Chicago Orphans (1898)
The Orphans got their name after their manager "Pop" Anson was fired -- they were "orphaned" without their Pop. Fortunately, before their story could be adapted into a heartwarming children's musical, they were reborn as the Cubs in 1903.
Cleveland Naps (1903)
The Naps, later the Indians, were named for their enormously popular second baseman Napoleon "Nap" Lajoie -- not for something you wouldn't want to get caught doing in the dugout. See also: Brooklyn Ward's Wonders, named for their Hall of Fame shortstop John Montgomery Ward.
Worcester Riddlers (1903)
Let's reflect for a moment on the fact that there was a turn-of-the-century baseball franchise called the Riddlers, but, to our knowledge, never a team called the Batmans or even Batmen. Can we get on that?
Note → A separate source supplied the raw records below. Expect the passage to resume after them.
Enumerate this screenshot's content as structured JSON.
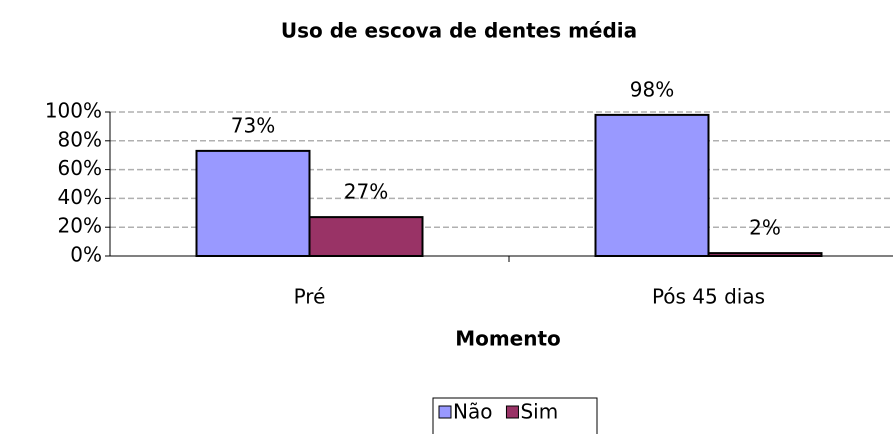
{
  "chart_data": {
    "type": "bar",
    "title": "Uso de escova de dentes média",
    "xlabel": "Momento",
    "categories": [
      "Pré",
      "Pós 45 dias"
    ],
    "series": [
      {
        "name": "Não",
        "color": "#9999ff",
        "values": [
          73,
          98
        ],
        "value_labels": [
          "73%",
          "98%"
        ]
      },
      {
        "name": "Sim",
        "color": "#993366",
        "values": [
          27,
          2
        ],
        "value_labels": [
          "27%",
          "2%"
        ]
      }
    ],
    "ylim": [
      0,
      100
    ],
    "yticks": [
      {
        "value": 0,
        "label": "0%"
      },
      {
        "value": 20,
        "label": "20%"
      },
      {
        "value": 40,
        "label": "40%"
      },
      {
        "value": 60,
        "label": "60%"
      },
      {
        "value": 80,
        "label": "80%"
      },
      {
        "value": 100,
        "label": "100%"
      }
    ],
    "grid": true,
    "legend": "bottom"
  }
}
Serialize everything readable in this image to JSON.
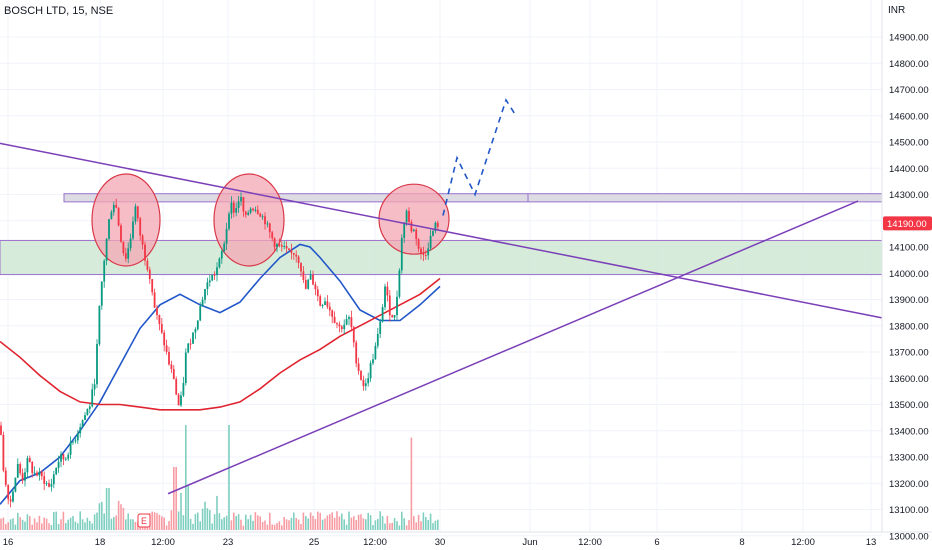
{
  "header": {
    "title": "BOSCH LTD, 15, NSE",
    "currency": "INR"
  },
  "colors": {
    "up": "#089981",
    "down": "#f23645",
    "vol_up": "#7fcfc0",
    "vol_down": "#f89ca4",
    "ma_blue": "#2157c8",
    "ma_red": "#e0242f",
    "trend": "#7b3fb8",
    "zone_fill": "#cfe8d4",
    "zone_border": "#9c6fcf",
    "resist_fill": "#d8d8df",
    "circle_fill": "#f4a7b4",
    "circle_stroke": "#d93848",
    "projection": "#2157c8",
    "badge": "#f23645"
  },
  "chart_data": {
    "type": "candlestick",
    "title": "BOSCH LTD, 15, NSE",
    "ylabel": "INR",
    "ylim": [
      12985,
      15010
    ],
    "y_ticks": [
      14900,
      14800,
      14700,
      14600,
      14500,
      14400,
      14300,
      14200,
      14100,
      14000,
      13900,
      13800,
      13700,
      13600,
      13500,
      13400,
      13300,
      13200,
      13100,
      13000
    ],
    "y_tick_labels": [
      "14900.00",
      "14800.00",
      "14700.00",
      "14600.00",
      "14500.00",
      "14400.00",
      "14300.00",
      "14200.00",
      "14100.00",
      "14000.00",
      "13900.00",
      "13800.00",
      "13700.00",
      "13600.00",
      "13500.00",
      "13400.00",
      "13300.00",
      "13200.00",
      "13100.00",
      "13000.00"
    ],
    "x_tick_labels": [
      "16",
      "18",
      "12:00",
      "23",
      "25",
      "12:00",
      "30",
      "Jun",
      "12:00",
      "6",
      "8",
      "12:00",
      "13"
    ],
    "last_price": 14190,
    "last_price_label": "14190.00",
    "earnings_marker": "E",
    "price_path": [
      [
        0,
        13420
      ],
      [
        4,
        13230
      ],
      [
        10,
        13120
      ],
      [
        14,
        13200
      ],
      [
        18,
        13270
      ],
      [
        22,
        13210
      ],
      [
        28,
        13290
      ],
      [
        33,
        13240
      ],
      [
        40,
        13230
      ],
      [
        46,
        13200
      ],
      [
        50,
        13180
      ],
      [
        55,
        13250
      ],
      [
        60,
        13300
      ],
      [
        65,
        13290
      ],
      [
        70,
        13340
      ],
      [
        75,
        13370
      ],
      [
        80,
        13420
      ],
      [
        85,
        13460
      ],
      [
        90,
        13500
      ],
      [
        95,
        13600
      ],
      [
        100,
        13900
      ],
      [
        105,
        14080
      ],
      [
        110,
        14230
      ],
      [
        115,
        14280
      ],
      [
        120,
        14150
      ],
      [
        125,
        14050
      ],
      [
        130,
        14120
      ],
      [
        135,
        14260
      ],
      [
        140,
        14150
      ],
      [
        145,
        14060
      ],
      [
        150,
        13990
      ],
      [
        155,
        13860
      ],
      [
        160,
        13790
      ],
      [
        165,
        13720
      ],
      [
        170,
        13640
      ],
      [
        174,
        13600
      ],
      [
        178,
        13490
      ],
      [
        182,
        13530
      ],
      [
        186,
        13700
      ],
      [
        190,
        13740
      ],
      [
        195,
        13790
      ],
      [
        200,
        13870
      ],
      [
        205,
        13940
      ],
      [
        210,
        13980
      ],
      [
        215,
        14000
      ],
      [
        220,
        14050
      ],
      [
        225,
        14130
      ],
      [
        230,
        14270
      ],
      [
        235,
        14230
      ],
      [
        240,
        14300
      ],
      [
        245,
        14200
      ],
      [
        250,
        14250
      ],
      [
        255,
        14250
      ],
      [
        260,
        14230
      ],
      [
        265,
        14200
      ],
      [
        270,
        14150
      ],
      [
        275,
        14110
      ],
      [
        280,
        14100
      ],
      [
        285,
        14090
      ],
      [
        290,
        14070
      ],
      [
        295,
        14080
      ],
      [
        300,
        14040
      ],
      [
        305,
        13930
      ],
      [
        310,
        13990
      ],
      [
        315,
        13950
      ],
      [
        320,
        13880
      ],
      [
        325,
        13900
      ],
      [
        330,
        13860
      ],
      [
        335,
        13820
      ],
      [
        340,
        13790
      ],
      [
        345,
        13810
      ],
      [
        350,
        13830
      ],
      [
        355,
        13690
      ],
      [
        360,
        13610
      ],
      [
        365,
        13560
      ],
      [
        370,
        13640
      ],
      [
        375,
        13710
      ],
      [
        380,
        13800
      ],
      [
        385,
        13950
      ],
      [
        390,
        13850
      ],
      [
        395,
        13830
      ],
      [
        398,
        13960
      ],
      [
        402,
        14140
      ],
      [
        406,
        14250
      ],
      [
        410,
        14170
      ],
      [
        415,
        14160
      ],
      [
        420,
        14070
      ],
      [
        425,
        14070
      ],
      [
        430,
        14130
      ],
      [
        435,
        14180
      ],
      [
        440,
        14190
      ]
    ],
    "series": [
      {
        "name": "",
        "type": "line",
        "color_key": "ma_blue",
        "points": [
          [
            0,
            13120
          ],
          [
            20,
            13210
          ],
          [
            40,
            13240
          ],
          [
            60,
            13300
          ],
          [
            80,
            13400
          ],
          [
            100,
            13510
          ],
          [
            120,
            13650
          ],
          [
            140,
            13790
          ],
          [
            160,
            13880
          ],
          [
            180,
            13920
          ],
          [
            200,
            13880
          ],
          [
            220,
            13850
          ],
          [
            240,
            13890
          ],
          [
            260,
            13980
          ],
          [
            280,
            14060
          ],
          [
            300,
            14110
          ],
          [
            310,
            14100
          ],
          [
            320,
            14060
          ],
          [
            340,
            13970
          ],
          [
            360,
            13860
          ],
          [
            380,
            13820
          ],
          [
            400,
            13820
          ],
          [
            420,
            13880
          ],
          [
            440,
            13950
          ]
        ]
      },
      {
        "name": "",
        "type": "line",
        "color_key": "ma_red",
        "points": [
          [
            0,
            13740
          ],
          [
            20,
            13680
          ],
          [
            40,
            13610
          ],
          [
            60,
            13550
          ],
          [
            80,
            13510
          ],
          [
            100,
            13500
          ],
          [
            120,
            13500
          ],
          [
            140,
            13490
          ],
          [
            160,
            13480
          ],
          [
            180,
            13480
          ],
          [
            200,
            13480
          ],
          [
            220,
            13490
          ],
          [
            240,
            13510
          ],
          [
            260,
            13560
          ],
          [
            280,
            13620
          ],
          [
            300,
            13670
          ],
          [
            320,
            13710
          ],
          [
            340,
            13760
          ],
          [
            360,
            13800
          ],
          [
            380,
            13840
          ],
          [
            400,
            13880
          ],
          [
            420,
            13920
          ],
          [
            440,
            13980
          ]
        ]
      }
    ],
    "zones": [
      {
        "name": "",
        "y1": 13995,
        "y2": 14125,
        "x1": 0,
        "x2": 882,
        "fill_key": "zone_fill"
      },
      {
        "name": "",
        "y1": 14272,
        "y2": 14303,
        "x1": 64,
        "x2": 882,
        "fill_key": "resist_fill"
      }
    ],
    "trendlines": [
      {
        "from": [
          0,
          14495
        ],
        "to": [
          882,
          13830
        ]
      },
      {
        "from": [
          168,
          13160
        ],
        "to": [
          858,
          14275
        ]
      }
    ],
    "highlights": [
      {
        "cx": 126,
        "cy": 14203,
        "rx": 34,
        "ry": 46
      },
      {
        "cx": 249,
        "cy": 14203,
        "rx": 35,
        "ry": 46
      },
      {
        "cx": 414,
        "cy": 14206,
        "rx": 35,
        "ry": 35
      }
    ],
    "projection": [
      [
        443,
        14220
      ],
      [
        457,
        14440
      ],
      [
        475,
        14300
      ],
      [
        506,
        14660
      ],
      [
        516,
        14600
      ]
    ],
    "volume_spikes": [
      [
        185,
        100
      ],
      [
        229,
        100
      ],
      [
        411,
        88
      ],
      [
        108,
        40
      ],
      [
        175,
        60
      ]
    ]
  }
}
Williamsport Millionaires (1906)
... no, they weren't. Ballplayers earned an average annual salary of $2,307 in the 1910's -- approximately $56,000 when adjusted for inflation. Today, a Major Leaguer's minimum yearly pay is $490,000.
Leavenworth Convicts (1907)
Hey, if you're from Leavenworth, Kansas -- home of the infamous penitentiary of the same name -- you might as well own it. The Convicts probably didn't recruit felons directly from the exercise yard, but we wouldn't rule it out.
Reading Pretzels (1907)
Reading, Pennsylvania: where the line between ballpark snacks and baseball players was never thinner.
Webb City Webfeet (1908)
In theory, webbed feet sound adorable. In practice, they're not going to help your baserunning.